Oil refining giant Valero Energy Corp. faced no choice when it merged with Ultramar Diamond Shamrock Corp. in December 2001. It had to find a way to consolidate its two disparate storage networks into one.
The company's two data center campuses, one in Valero's corporate office near downtown San Antonio and the other 20 miles north at the previous headquarters of Ultramar Diamond Shamrock, had two entirely different SANs. One consisted of five Brocade SilkWorm 2800 switches; the other included one McData 6064 and two ES-500 directors.
"And never the twain shall meet." That's what Kent Arnott, technical specialist at Valero, says was his first thought when he approached the problem.

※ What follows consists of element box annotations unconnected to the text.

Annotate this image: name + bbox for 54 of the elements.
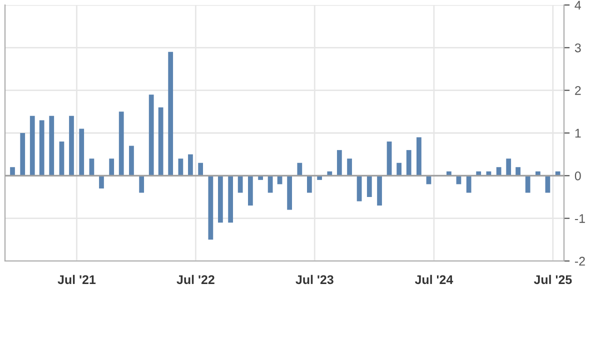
- y-tick-label: 4: [574, 0, 582, 10]
- x-tick-label: Jul '24: [414, 274, 454, 284]
- bar: [188, 154, 193, 176]
- bar: [406, 150, 412, 176]
- bar: [198, 162, 204, 176]
- bar: [377, 176, 382, 206]
- bar: [10, 167, 15, 176]
- y-tick-label: -1: [574, 214, 585, 223]
- bar: [366, 176, 372, 197]
- bar: [178, 158, 184, 176]
- bar: [356, 176, 362, 202]
- bar: [347, 158, 352, 176]
- bar: [59, 142, 64, 176]
- bar: [129, 146, 134, 176]
- bar: [525, 176, 530, 193]
- bar: [248, 176, 253, 206]
- y-tick-label: 3: [574, 43, 581, 52]
- bar: [297, 162, 302, 176]
- bar: [386, 142, 392, 176]
- bar: [416, 137, 422, 176]
- bar: [168, 52, 174, 176]
- bar: [218, 176, 223, 223]
- bar: [99, 176, 104, 188]
- bar: [396, 162, 402, 176]
- x-tick-label: Jul '23: [296, 274, 334, 284]
- bar: [208, 176, 214, 240]
- bar: [118, 112, 124, 176]
- bar: [158, 107, 164, 176]
- bar: [69, 116, 74, 176]
- bar: [79, 128, 84, 176]
- bar: [148, 94, 154, 176]
- bar: [516, 167, 520, 176]
- bar: [20, 133, 26, 176]
- y-tick-label: 1: [575, 128, 581, 138]
- bar: [109, 158, 114, 176]
- x-tick-label: Jul '21: [58, 274, 96, 284]
- y-tick-label: 0: [574, 171, 581, 180]
- x-tick-label: Jul '22: [176, 274, 214, 284]
- bar: [336, 150, 342, 176]
- bar: [506, 158, 512, 176]
- bar: [238, 176, 243, 193]
- x-tick-label: Jul '25: [534, 274, 572, 284]
- bar: [268, 176, 273, 193]
- bar: [139, 176, 144, 193]
- bar: [287, 176, 292, 210]
- y-tick-label: -2: [574, 256, 585, 266]
- y-tick-label: 2: [575, 86, 581, 95]
- bar: [30, 116, 35, 176]
- bar: [306, 176, 312, 193]
- bar: [228, 176, 233, 223]
- bar: [49, 116, 54, 176]
- bar: [39, 120, 44, 176]
- bar: [466, 176, 472, 193]
- bar: [496, 167, 502, 176]
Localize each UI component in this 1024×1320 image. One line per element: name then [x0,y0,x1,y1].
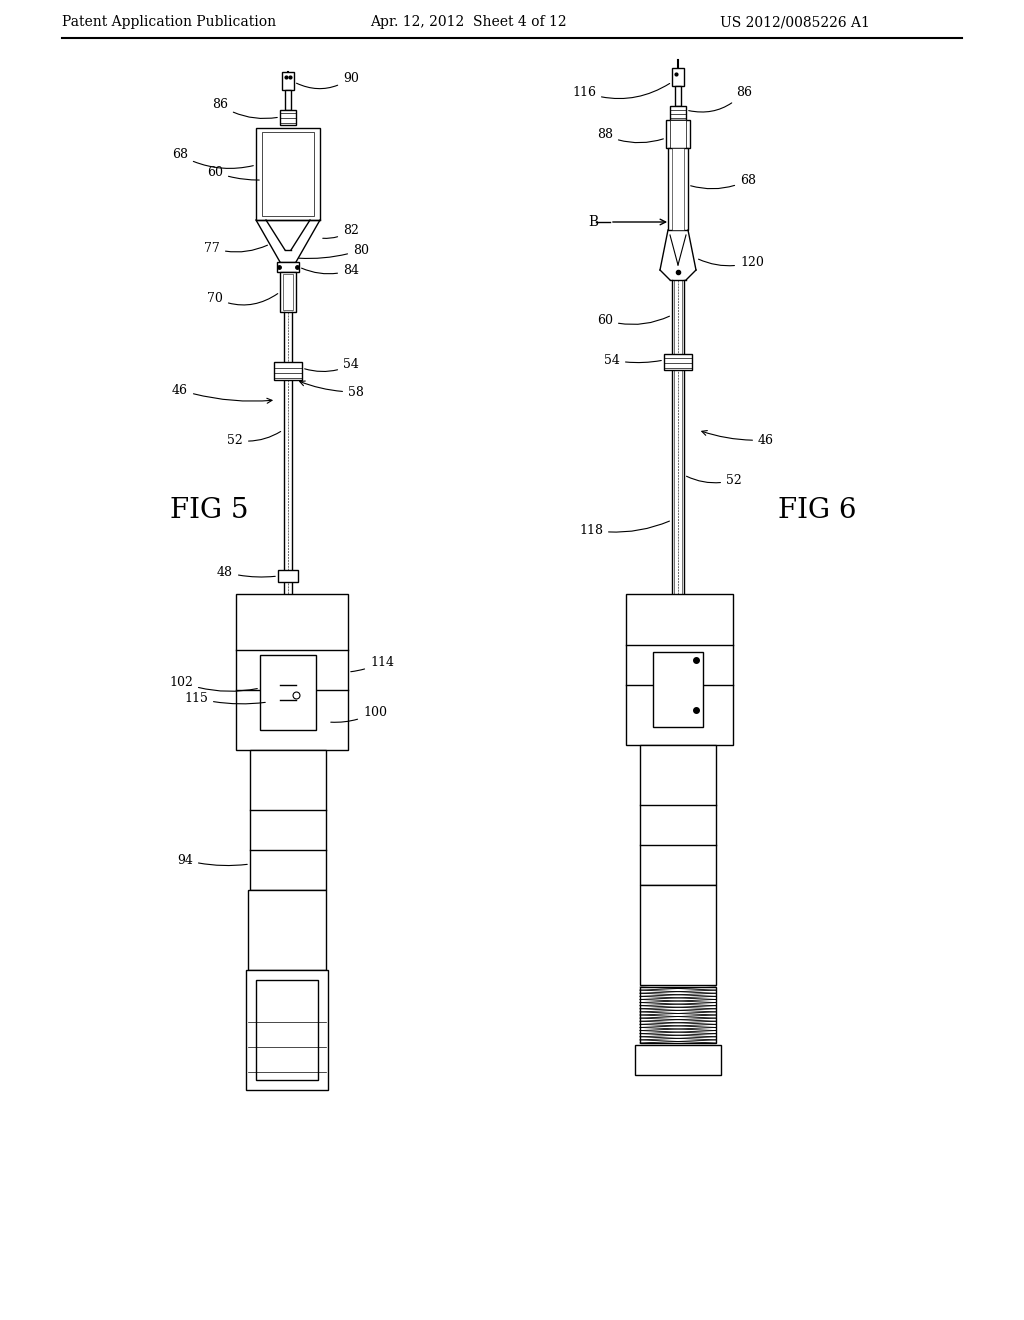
Bar [640,884,716,985]
Bar [283,275,293,310]
Text: 114: 114 [351,656,394,672]
Bar [280,110,296,125]
Bar [260,655,316,730]
Text: FIG 6: FIG 6 [778,496,856,524]
Text: 46: 46 [172,384,272,403]
Text: US 2012/0085226 A1: US 2012/0085226 A1 [720,15,869,29]
Bar [256,128,319,220]
Text: Apr. 12, 2012  Sheet 4 of 12: Apr. 12, 2012 Sheet 4 of 12 [370,15,566,29]
Bar [262,132,314,216]
Text: B: B [588,215,598,228]
Text: 94: 94 [177,854,247,866]
Bar [670,120,686,148]
Text: 58: 58 [300,381,364,399]
Text: 54: 54 [604,354,662,367]
Bar [668,148,688,230]
Bar [672,148,684,230]
Text: 100: 100 [331,705,387,722]
Bar [675,86,681,106]
Text: 46: 46 [701,430,774,446]
Bar [285,90,291,110]
Bar [248,890,326,970]
Bar [626,594,733,744]
Text: 52: 52 [227,432,281,446]
Bar [664,354,692,370]
Text: 68: 68 [172,149,253,169]
Bar [672,69,684,86]
Text: 60: 60 [597,314,670,326]
Bar [236,594,348,750]
Text: 88: 88 [597,128,664,143]
Text: 82: 82 [323,223,358,239]
Text: 70: 70 [207,292,278,305]
Text: 120: 120 [698,256,764,268]
Text: 48: 48 [217,565,275,578]
Bar [278,261,299,272]
Text: Patent Application Publication: Patent Application Publication [62,15,276,29]
Text: FIG 5: FIG 5 [170,496,249,524]
Bar [635,1045,721,1074]
Text: 80: 80 [299,243,369,259]
Text: 77: 77 [204,242,267,255]
Text: 118: 118 [579,521,670,536]
Bar [274,362,302,380]
Bar [666,120,690,148]
Bar [256,979,318,1080]
Bar [282,73,294,90]
Text: 52: 52 [686,474,741,487]
Text: 116: 116 [572,83,670,99]
Text: 54: 54 [305,359,358,371]
Text: 60: 60 [207,165,259,180]
Bar [653,652,703,727]
Text: 86: 86 [212,99,278,119]
Bar [250,750,326,890]
Bar [246,970,328,1090]
Text: 102: 102 [169,676,257,692]
Bar [280,272,296,312]
Text: 68: 68 [690,173,756,189]
Bar [278,570,298,582]
Text: 86: 86 [689,86,752,112]
Bar [670,106,686,120]
Text: 84: 84 [301,264,359,276]
Text: 90: 90 [297,71,358,88]
Bar [640,987,716,1043]
Bar [640,744,716,884]
Text: 115: 115 [184,692,265,705]
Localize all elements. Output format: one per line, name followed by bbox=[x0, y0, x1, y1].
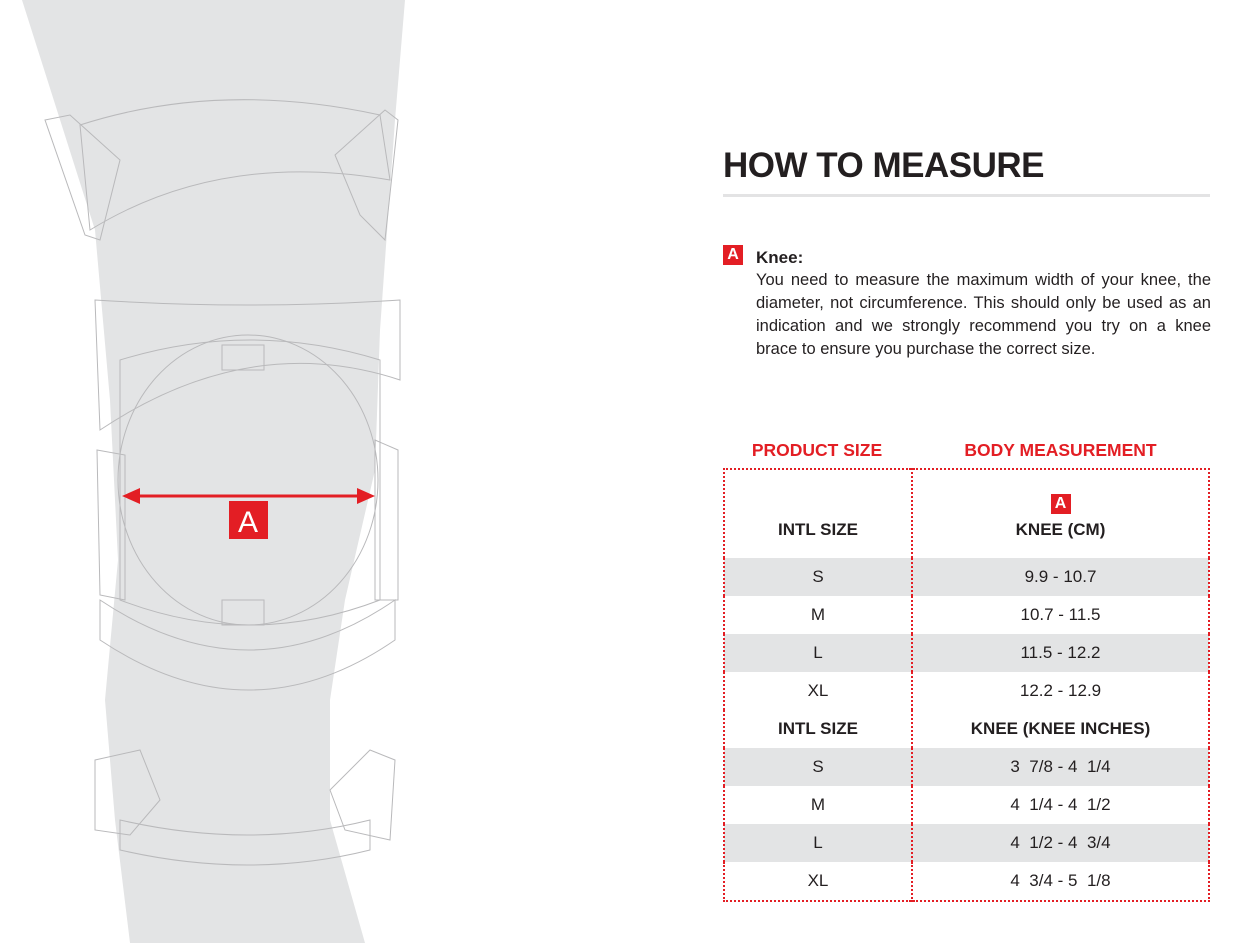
width-arrow bbox=[122, 488, 375, 504]
body-measurement-header: BODY MEASUREMENT bbox=[964, 440, 1157, 460]
marker-a-label: A bbox=[238, 506, 258, 539]
brace-outline bbox=[44, 99, 401, 866]
title-divider bbox=[723, 194, 1210, 197]
intl-size-header: INTL SIZE bbox=[724, 469, 913, 558]
measure-badge: A bbox=[723, 245, 743, 265]
size-table: INTL SIZE A KNEE (CM) S 9.9 - 10.7 M 10.7 -… bbox=[723, 468, 1210, 902]
table-row: XL 12.2 - 12.9 bbox=[724, 672, 1209, 710]
knee-inches-header: KNEE (KNEE INCHES) bbox=[970, 719, 1151, 738]
intl-size-header: INTL SIZE bbox=[724, 710, 913, 748]
product-size-header: PRODUCT SIZE bbox=[751, 440, 883, 460]
knee-label: Knee: bbox=[756, 248, 804, 267]
table-header-row: INTL SIZE A KNEE (CM) bbox=[724, 469, 1209, 558]
marker-a-badge bbox=[229, 501, 268, 539]
leg-silhouette bbox=[22, 0, 405, 943]
knee-instructions: You need to measure the maximum width of… bbox=[756, 271, 1211, 358]
knee-cm-header: A KNEE (CM) bbox=[1015, 494, 1106, 539]
table-row: L 11.5 - 12.2 bbox=[724, 634, 1209, 672]
page-title: HOW TO MEASURE bbox=[723, 146, 1044, 185]
table-row: S 9.9 - 10.7 bbox=[724, 558, 1209, 596]
table-row: M 10.7 - 11.5 bbox=[724, 596, 1209, 634]
table-header-row: INTL SIZE KNEE (KNEE INCHES) bbox=[724, 710, 1209, 748]
measure-badge-table: A bbox=[1050, 494, 1071, 514]
table-row: XL 4 3/4 - 5 1/8 bbox=[724, 862, 1209, 901]
knee-brace-illustration: A bbox=[22, 0, 405, 943]
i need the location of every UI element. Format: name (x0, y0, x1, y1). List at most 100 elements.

Together, the SANs support 30 TBytes of data housed in Hitachi Data Systems (HDS) and IBM Corp. (NYSE: IBM) arrays connected to 300 servers. Valero needed something that would merge the two architectures, allowing centralized management of this disk space. In addition, in combining the two networks, Valero needed to provide support for multipath I/O host bus adapters (HBAs) for Sun Microsystems Inc. (Nasdaq: SUNW) Solaris, Windows NT and 2000, IBM AIX, and Hewlett-Packard Co. (NYSE: HPQ) UX; it needed the SAN to be fully redundant; and it needed to support HP Storage Data Protector clustering software and IBM Tivoli Storage Manager [ed. note: No walk in the park!].